Thank you so much. That means a lot. Yes, recovery is a slow but highly rewarding proccess.
Also, It did serve as a community warning afterwards. We now have a buddy system in play whenever we go to the bathrooms or similary isolated areas. Im also proud to say that Im still playing baseball. And ofcourse, I am looking forward to updating my proggresions with everyone.

puppydoglvr's picture

Matt, I think that it is so incredibly commendable that you've worked to help others who have gone through this, and the buddy system is genius. I think that at times we take our safety for granted and it's important to understand that this type of situation can happen anywhere anytime. Please keep sharing with us, we are here for you.

Sending you many positive vibes and wishing you all of the best.

optimistic's picture

Damn Matt...I am so sorry to hear that happened to you. That is a very messed up story. It takes a great deal of courage to speak of it, and I commend you for that. i am very happy to hear the dude who did that to you is serving 30 years. It doesn't make up for the pain you went through, but at least it takes him off the street and prevents him from hurting others. i wish you the best, and thanks again.
HAPPY HEALTHY STRONG FREE

Damien Veltice's picture

I cnt say I know what ur going through, cause not exactly the same thing happend to me, and well I still feel for you. And btw tht guy who did those awful tHings to you deserves to sit in a cage for 30yrs.

dare's picture

..

I learnt:Life is what we make it , I can either embrace it whole heartedly or choose to let it to continuely weigh me down. New motto: unload when safe , dump completely others and punch holes where i can to let the rest seep out.

bubbly30218's picture

You're brave. I would never have had the guts to stand up to my * in court. I wish that every person who expirienced or is expiriencing this has the courage to stand back up too.

yonkers's picture

Hi Matt,

I don't think you should feel like you are permanently effected by this, at least not more so than if you had a major car accident, except in this case an animal attack accident. Recalling detailed memories will help you feel numb to the experience overtime, like not feeling a ring on your finger after constant stimuli. I mean you'll remember it with the list of all the other unfortunate crap that happens in many of our lives. Unfortunately human beings are semi-civilized beasts and not everyone has an anti-beast in their minds to control that. It had to be an intense experience. Shock, weird confusion, pain, hospital and your parents being there?!? I can't imagine how tired your mind had to be after all of that. But file this memory with the same one where a dog may have chased you, I doubt the man was any smarter than an average dog anyways, and the best we all agreed on is to cage these beasts. I do wish there was a law to castrate rapists, you know, if you can't behave right, you lose your gonad privileges. God should have included an owner's manual.

kc55's picture

Matt....I'm so sorry for all you've gone thru an are still dealing with during your recovery. I'm thankful you are alive! What a horrible thing to go thru! I'm so proud that you are proactive and helping others to be safe today. You are a remarkable young man and should be proud of your bravery! Thank you for sharing your story with all of us! I'll be keeping you in my prayers!
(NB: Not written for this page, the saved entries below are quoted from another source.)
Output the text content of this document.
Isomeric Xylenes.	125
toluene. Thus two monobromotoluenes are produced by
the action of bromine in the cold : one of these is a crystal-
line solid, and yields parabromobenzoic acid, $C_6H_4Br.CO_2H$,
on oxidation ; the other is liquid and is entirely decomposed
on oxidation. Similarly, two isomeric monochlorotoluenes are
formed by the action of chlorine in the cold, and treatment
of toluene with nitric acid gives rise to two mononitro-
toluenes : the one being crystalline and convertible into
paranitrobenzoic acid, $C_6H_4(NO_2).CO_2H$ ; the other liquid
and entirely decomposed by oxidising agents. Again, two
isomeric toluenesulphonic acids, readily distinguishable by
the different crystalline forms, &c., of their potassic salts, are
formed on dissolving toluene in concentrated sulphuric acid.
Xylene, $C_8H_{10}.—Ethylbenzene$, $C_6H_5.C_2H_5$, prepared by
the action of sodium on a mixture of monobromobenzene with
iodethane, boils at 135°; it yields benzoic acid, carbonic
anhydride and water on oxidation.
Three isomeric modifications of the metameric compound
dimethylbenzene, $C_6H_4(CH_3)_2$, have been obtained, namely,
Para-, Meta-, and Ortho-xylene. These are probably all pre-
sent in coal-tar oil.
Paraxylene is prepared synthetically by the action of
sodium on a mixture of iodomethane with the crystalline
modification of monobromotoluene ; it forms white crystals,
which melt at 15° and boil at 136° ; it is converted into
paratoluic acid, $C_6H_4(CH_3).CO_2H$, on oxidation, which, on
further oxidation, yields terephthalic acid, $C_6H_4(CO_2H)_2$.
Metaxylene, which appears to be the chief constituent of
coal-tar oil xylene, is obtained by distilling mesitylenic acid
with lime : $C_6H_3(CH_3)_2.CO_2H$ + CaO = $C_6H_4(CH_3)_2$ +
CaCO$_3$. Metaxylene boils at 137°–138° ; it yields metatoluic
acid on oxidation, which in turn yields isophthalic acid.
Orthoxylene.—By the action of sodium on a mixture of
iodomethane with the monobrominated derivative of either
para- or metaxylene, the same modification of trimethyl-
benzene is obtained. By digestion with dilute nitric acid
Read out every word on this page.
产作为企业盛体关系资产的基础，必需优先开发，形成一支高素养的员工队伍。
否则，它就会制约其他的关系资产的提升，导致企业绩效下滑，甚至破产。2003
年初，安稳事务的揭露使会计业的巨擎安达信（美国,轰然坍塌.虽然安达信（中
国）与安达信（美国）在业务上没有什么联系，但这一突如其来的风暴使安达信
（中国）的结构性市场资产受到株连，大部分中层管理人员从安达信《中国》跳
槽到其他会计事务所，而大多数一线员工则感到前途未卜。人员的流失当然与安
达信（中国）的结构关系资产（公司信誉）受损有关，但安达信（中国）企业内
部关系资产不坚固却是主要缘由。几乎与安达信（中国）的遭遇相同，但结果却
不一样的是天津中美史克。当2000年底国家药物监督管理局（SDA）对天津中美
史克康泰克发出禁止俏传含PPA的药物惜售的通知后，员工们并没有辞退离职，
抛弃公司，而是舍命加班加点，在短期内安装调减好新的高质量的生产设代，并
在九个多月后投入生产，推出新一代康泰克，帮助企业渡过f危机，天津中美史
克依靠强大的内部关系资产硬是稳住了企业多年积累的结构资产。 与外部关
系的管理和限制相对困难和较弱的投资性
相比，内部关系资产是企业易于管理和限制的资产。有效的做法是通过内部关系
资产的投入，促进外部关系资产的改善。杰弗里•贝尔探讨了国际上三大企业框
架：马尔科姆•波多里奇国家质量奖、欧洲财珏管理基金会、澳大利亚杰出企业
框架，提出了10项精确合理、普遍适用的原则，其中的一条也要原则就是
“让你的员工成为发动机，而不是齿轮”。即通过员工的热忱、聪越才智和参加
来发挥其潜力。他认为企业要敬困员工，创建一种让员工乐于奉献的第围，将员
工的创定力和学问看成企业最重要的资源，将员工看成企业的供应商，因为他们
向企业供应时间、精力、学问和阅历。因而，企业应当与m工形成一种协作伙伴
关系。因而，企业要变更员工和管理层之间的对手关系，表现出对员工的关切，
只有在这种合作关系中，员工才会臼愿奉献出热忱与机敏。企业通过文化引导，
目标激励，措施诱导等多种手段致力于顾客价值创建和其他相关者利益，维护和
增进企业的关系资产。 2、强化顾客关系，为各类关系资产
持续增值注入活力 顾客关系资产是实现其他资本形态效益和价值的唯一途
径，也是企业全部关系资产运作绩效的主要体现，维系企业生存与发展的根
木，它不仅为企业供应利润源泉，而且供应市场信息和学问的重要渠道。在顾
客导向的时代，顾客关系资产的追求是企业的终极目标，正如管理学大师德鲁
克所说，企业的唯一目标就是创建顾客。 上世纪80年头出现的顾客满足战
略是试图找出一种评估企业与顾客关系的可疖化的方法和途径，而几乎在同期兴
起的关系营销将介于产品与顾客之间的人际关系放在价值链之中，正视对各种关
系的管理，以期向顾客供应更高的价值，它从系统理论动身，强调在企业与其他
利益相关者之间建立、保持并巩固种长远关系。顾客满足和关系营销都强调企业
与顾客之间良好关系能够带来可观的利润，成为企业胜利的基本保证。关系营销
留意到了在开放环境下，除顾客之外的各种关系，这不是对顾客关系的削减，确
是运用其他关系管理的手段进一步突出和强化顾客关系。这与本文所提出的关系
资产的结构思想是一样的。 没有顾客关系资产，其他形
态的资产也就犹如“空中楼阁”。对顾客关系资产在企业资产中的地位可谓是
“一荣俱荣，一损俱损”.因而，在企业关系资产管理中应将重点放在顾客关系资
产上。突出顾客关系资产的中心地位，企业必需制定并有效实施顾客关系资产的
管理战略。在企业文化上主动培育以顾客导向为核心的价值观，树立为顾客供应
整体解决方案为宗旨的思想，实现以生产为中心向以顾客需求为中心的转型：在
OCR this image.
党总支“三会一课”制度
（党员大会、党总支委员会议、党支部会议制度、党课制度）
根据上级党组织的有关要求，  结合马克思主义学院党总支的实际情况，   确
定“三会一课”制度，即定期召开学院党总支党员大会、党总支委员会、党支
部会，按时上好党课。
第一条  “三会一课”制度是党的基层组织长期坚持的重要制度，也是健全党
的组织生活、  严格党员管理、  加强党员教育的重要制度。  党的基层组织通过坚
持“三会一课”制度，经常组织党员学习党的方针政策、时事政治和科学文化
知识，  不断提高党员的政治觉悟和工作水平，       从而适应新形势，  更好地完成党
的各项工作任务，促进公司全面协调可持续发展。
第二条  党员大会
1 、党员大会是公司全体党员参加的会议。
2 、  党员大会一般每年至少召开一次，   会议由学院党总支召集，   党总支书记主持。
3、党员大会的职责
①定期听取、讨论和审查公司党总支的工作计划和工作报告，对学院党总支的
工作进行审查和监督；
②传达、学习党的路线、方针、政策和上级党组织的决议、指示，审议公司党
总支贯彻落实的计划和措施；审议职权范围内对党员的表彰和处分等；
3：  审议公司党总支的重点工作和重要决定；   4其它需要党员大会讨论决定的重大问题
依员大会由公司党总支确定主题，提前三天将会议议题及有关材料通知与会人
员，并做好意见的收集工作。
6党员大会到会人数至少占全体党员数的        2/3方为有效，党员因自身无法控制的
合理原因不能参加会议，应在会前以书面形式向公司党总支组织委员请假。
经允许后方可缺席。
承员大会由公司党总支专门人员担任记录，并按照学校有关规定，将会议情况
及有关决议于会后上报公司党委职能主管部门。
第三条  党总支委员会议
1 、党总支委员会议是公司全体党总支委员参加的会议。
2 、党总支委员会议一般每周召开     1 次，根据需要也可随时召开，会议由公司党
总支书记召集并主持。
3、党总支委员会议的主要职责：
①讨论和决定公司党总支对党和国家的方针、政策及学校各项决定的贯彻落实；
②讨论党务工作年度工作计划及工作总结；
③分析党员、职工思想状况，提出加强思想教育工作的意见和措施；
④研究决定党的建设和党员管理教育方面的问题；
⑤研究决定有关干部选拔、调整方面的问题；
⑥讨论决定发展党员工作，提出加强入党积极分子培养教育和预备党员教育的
God loves you and so do I! Kathy

kc55's picture

Matt....I'm so sorry for all you've gone thru an are still dealing with during your recovery. I'm thankful you are alive! What a horrible thing to go thru! I'm so proud that you are proactive and helping others to be safe today. You are a remarkable young man and should be proud of your bravery! Thank you for sharing your story with all of us! I'll be keeping you in my prayers!